Japanese Patent Publication No. 8-22182

  However, the clutch operating device described in Patent Document 1 includes two rotating members (arms) to which the connecting members are connected, and is configured to sequentially rotate these rotating members with a cam. There is a problem that not only the number of parts increases but the cost increases, and the apparatus becomes large.
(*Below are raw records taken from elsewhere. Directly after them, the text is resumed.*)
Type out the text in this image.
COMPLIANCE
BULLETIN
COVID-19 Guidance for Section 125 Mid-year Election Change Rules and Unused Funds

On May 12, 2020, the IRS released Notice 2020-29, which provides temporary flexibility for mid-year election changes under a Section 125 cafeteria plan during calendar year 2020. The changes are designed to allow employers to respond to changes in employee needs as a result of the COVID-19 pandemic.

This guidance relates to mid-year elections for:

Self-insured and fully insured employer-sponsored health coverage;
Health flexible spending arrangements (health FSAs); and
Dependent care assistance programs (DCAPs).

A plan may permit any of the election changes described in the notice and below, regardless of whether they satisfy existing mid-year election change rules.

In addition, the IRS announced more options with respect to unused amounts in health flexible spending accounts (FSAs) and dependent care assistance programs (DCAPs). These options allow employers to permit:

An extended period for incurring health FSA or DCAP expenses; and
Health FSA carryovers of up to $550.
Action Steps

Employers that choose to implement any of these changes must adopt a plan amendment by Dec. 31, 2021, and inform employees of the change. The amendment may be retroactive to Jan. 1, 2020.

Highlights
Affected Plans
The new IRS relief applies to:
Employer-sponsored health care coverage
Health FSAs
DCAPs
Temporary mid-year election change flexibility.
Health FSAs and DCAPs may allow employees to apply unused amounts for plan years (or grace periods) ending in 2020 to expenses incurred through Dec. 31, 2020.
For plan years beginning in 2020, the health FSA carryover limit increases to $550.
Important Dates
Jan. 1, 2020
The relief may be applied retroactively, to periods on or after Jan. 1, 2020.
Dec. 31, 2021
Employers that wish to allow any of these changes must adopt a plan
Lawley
The present invention was created in order to solve these problems in view of the above circumstances, and is connected to the first tension clutch and the second tension clutch via connecting members, respectively. A clutch operating device that operates a connecting member by driving a motor to turn on and off the first tension clutch and the second tension clutch in a predetermined order, and is a single rotation that rotates according to the driving of the motor. relative moving member, a first tension clutch interlocking member and a second tension clutch interlocking members, their respective concatenating, by rotation from the initial position of the rotating member to the intermediate position, the first tension clutch While maintaining OFF, only the second tension clutch is turned ON, and the second tension clutch is rotated by rotating the rotating member from the intermediate position to the end position. While maintaining the ON of pitch, a first tension clutch is ON, further, when maintaining the ON of said second tension clutch, characterized in that cause beyond fulcrum interlocking member for the second tension clutch. If comprised in this way, since a 1st tension clutch and a 2nd tension clutch can be turned ON / OFF in a predetermined order with a single rotation member, only the number of parts can be reduced and the cost can be reduced. The apparatus can be reduced in size. Further, when the second tension clutch is kept on, the second tension clutch connecting member is moved beyond the fulcrum, so that the second tension clutch can be kept on without using a complicated mechanism.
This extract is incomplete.